Role Overview:
We are seeking a highly skilled NLP Data Scientist with a strong background in Text Mining, Natural Language Processing, Data Science, Big Data, and advanced algorithms. The ideal candidate will have full-cycle experience in large-scale Text Mining/NLP projects, ranging from defining a business use case to executing solutions and managing change.
Experience 3-8 Years
Key Responsibilities:
- Lead and execute end-to-end NLP/Text Mining projects, Text Analytics assessment.
- Develop and implement AI/ML methodologies, including Machine Learning (ML), Deep Learning (DL), Natural Language Processing (NLP), and Neural Networks for Information Retrieval and Extraction.

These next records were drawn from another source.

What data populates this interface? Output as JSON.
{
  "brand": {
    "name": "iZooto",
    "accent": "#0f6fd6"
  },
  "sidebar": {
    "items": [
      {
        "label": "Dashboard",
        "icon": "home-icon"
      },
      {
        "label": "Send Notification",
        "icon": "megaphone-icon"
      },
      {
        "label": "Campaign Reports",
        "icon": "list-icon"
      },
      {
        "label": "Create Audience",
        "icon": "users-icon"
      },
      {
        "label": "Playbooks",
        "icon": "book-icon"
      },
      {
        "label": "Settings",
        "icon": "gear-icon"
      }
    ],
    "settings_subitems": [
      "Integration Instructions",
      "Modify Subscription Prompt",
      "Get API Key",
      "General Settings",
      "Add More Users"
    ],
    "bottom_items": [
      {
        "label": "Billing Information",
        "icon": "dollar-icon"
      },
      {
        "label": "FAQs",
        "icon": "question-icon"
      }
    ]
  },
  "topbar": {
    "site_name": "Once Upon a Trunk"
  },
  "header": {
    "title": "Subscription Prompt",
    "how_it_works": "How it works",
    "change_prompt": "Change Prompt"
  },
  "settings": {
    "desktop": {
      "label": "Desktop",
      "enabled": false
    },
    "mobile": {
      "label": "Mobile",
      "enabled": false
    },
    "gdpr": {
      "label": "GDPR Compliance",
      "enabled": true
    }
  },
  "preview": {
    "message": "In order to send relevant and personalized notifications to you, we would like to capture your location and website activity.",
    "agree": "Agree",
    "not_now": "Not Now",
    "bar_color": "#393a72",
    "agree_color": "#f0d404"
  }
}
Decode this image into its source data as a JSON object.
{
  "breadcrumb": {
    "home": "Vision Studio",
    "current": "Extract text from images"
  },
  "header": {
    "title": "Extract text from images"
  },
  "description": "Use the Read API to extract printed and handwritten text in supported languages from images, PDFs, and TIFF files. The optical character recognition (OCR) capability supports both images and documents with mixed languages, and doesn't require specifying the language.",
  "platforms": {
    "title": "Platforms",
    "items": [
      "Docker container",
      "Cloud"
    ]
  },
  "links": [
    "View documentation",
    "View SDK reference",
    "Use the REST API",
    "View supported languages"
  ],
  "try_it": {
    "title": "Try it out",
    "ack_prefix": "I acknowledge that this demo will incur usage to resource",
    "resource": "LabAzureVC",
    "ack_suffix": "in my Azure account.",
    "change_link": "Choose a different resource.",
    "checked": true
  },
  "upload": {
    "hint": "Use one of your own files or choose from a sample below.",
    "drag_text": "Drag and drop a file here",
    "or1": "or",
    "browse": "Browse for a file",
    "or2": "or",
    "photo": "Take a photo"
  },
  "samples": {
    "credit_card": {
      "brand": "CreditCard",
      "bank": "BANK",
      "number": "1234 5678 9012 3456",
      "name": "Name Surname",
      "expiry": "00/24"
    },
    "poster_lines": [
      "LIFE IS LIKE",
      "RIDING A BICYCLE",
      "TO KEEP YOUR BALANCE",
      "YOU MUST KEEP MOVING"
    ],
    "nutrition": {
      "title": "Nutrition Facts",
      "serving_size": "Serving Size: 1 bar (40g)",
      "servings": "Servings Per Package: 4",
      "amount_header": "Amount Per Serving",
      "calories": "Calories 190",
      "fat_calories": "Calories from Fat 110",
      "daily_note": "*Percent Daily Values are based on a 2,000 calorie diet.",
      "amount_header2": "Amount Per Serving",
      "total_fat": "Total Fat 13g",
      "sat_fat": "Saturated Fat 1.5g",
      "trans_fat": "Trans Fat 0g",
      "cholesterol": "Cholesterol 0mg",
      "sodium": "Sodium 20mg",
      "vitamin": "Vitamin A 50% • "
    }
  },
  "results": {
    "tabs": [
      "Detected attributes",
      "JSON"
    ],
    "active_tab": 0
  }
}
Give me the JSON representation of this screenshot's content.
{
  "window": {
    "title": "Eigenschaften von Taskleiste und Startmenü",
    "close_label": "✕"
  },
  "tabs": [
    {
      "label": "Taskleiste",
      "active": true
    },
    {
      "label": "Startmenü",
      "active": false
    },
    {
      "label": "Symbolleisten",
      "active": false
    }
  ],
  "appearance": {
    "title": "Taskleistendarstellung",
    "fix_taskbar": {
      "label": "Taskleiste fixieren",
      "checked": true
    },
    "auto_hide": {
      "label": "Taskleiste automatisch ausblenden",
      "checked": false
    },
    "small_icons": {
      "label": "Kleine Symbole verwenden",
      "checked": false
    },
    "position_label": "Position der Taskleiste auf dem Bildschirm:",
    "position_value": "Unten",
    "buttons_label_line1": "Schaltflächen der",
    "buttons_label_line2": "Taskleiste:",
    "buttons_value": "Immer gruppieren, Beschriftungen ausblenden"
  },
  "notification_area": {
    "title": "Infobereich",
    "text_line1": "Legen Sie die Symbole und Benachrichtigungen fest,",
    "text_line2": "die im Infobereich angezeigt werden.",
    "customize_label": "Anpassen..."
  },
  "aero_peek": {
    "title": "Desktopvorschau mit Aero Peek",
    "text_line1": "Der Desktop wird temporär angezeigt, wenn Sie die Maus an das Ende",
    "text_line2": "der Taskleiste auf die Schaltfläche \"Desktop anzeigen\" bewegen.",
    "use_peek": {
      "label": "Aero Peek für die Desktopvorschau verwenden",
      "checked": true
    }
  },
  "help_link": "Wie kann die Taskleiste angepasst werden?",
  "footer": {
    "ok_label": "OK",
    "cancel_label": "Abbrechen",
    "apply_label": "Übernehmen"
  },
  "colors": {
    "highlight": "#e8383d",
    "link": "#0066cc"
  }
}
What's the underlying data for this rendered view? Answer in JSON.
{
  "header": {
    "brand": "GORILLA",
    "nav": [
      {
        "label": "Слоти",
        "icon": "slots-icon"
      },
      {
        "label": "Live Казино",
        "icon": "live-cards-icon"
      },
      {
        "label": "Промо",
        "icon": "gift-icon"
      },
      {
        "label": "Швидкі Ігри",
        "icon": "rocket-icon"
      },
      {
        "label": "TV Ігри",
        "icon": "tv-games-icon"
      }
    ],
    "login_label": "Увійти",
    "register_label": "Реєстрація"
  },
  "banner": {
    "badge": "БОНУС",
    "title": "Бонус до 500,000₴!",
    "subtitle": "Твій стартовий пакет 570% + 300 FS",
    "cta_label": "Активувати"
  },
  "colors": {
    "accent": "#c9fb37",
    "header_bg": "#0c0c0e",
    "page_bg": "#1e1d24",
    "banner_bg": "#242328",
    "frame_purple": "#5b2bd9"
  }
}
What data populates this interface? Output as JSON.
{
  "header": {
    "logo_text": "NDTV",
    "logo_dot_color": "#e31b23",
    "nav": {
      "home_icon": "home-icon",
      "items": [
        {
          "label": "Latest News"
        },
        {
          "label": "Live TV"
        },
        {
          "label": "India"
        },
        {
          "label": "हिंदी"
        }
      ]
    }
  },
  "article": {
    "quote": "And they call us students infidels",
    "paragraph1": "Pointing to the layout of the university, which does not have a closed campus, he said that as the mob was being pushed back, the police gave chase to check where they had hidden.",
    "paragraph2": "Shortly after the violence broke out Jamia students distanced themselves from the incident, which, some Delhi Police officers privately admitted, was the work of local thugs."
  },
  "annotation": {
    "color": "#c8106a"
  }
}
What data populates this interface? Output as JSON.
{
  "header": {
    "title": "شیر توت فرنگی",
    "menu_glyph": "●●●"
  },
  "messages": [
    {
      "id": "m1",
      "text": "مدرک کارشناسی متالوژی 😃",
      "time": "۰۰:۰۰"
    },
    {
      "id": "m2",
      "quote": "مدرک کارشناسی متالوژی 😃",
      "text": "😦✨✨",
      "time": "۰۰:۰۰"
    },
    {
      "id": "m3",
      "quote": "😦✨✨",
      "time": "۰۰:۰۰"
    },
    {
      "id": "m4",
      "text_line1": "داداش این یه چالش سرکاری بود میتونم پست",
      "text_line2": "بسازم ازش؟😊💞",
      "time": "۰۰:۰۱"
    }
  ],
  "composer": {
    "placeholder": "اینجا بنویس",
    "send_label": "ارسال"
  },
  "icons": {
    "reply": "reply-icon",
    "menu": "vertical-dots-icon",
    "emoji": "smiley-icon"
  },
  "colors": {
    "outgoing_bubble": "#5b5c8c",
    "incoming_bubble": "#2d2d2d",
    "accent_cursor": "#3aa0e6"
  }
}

- Apply advanced NLP techniques such as Dependency Parsing, Chunking, and Summarization.
- Build and maintain ontology-based solutions and develop chatbots (if experienced).
- Should be able to parse and preprocess PDFs , images for creating knowledge base.
Required Skills and Experience:
- Natural Language Processing (NLP) & AI: Expertise in NLP techniques, including Sentiment Analysis, Contextual NLP, Parsing, Dependency Parsing, Summarization, etc.
- Machine Learning/Deep Learning: Solid understanding of ML/DL models and algorithms, including Neural Networks and Information Retrieval.
- Text Analytics: Experience in large-scale text analytics projects and full-cycle implementation.
- Programming: Proficient in Python with strong hands-on experience with libraries like pandas, numpy, scikit-learn, tensorflow, and/or pytorch.
- Data Structures: Proficient in working with data structures and algorithms relevant to machine learning and data analysis.
MLops & Cloud Computing:
- Strong experience with MLOps, preferably on cloud platforms like AWS.
- Hands-on experience with tools like Amazon SageMaker or Databricks for model training and batch inference.
- Knowledgeable in building and managing machine learning pipelines for efficient model deployment.
- Proficient in cloud services and containerization (Docker, Kubernetes).
- Understanding of key ML evaluation metrics (precision, recall, F1-score) and experience in model monitoring and drift detection.
Data Analysis & Statistical Skills:
- Expertise in performing Exploratory Data Analysis (EDA) and data preparation for machine learning models.
- Strong knowledge of hypothesis testing algorithms (Chi-square, Z-test, t-test) and anomaly/outlier detection.
- Capable of performing statistical computations such as mean, median, percentiles, standard deviation, and interquartile range.
- Proficient in creating training and validation datasets for model evaluation.
Preferred Qualifications:
- Experience in developing and deploying chatbots is a plus.
- Familiarity with ontology and semantic technology applications.
- Proficient in AWS services and MLOps tools like SageMaker, Databricks, or other cloud-based platforms.
- Strong understanding of the machine learning lifecycle, from experimentation to production deployment.
- Able to build APIs for ML models and ensure they are scalable, reliable, and maintainable.
Additional Skills:
- Strong problem-solving abilities and analytical thinking.
- Effective communication skills to collaborate with technical and non-technical stakeholders.
- Ability to translate business needs into technical solutions and deliver impactful results.
Education and Experience:
- Master's degree in Data Science, Machine Learning, Statistics, or a related field.
- Relevant years of experience in NLP, Machine Learning, and Big Data analytics.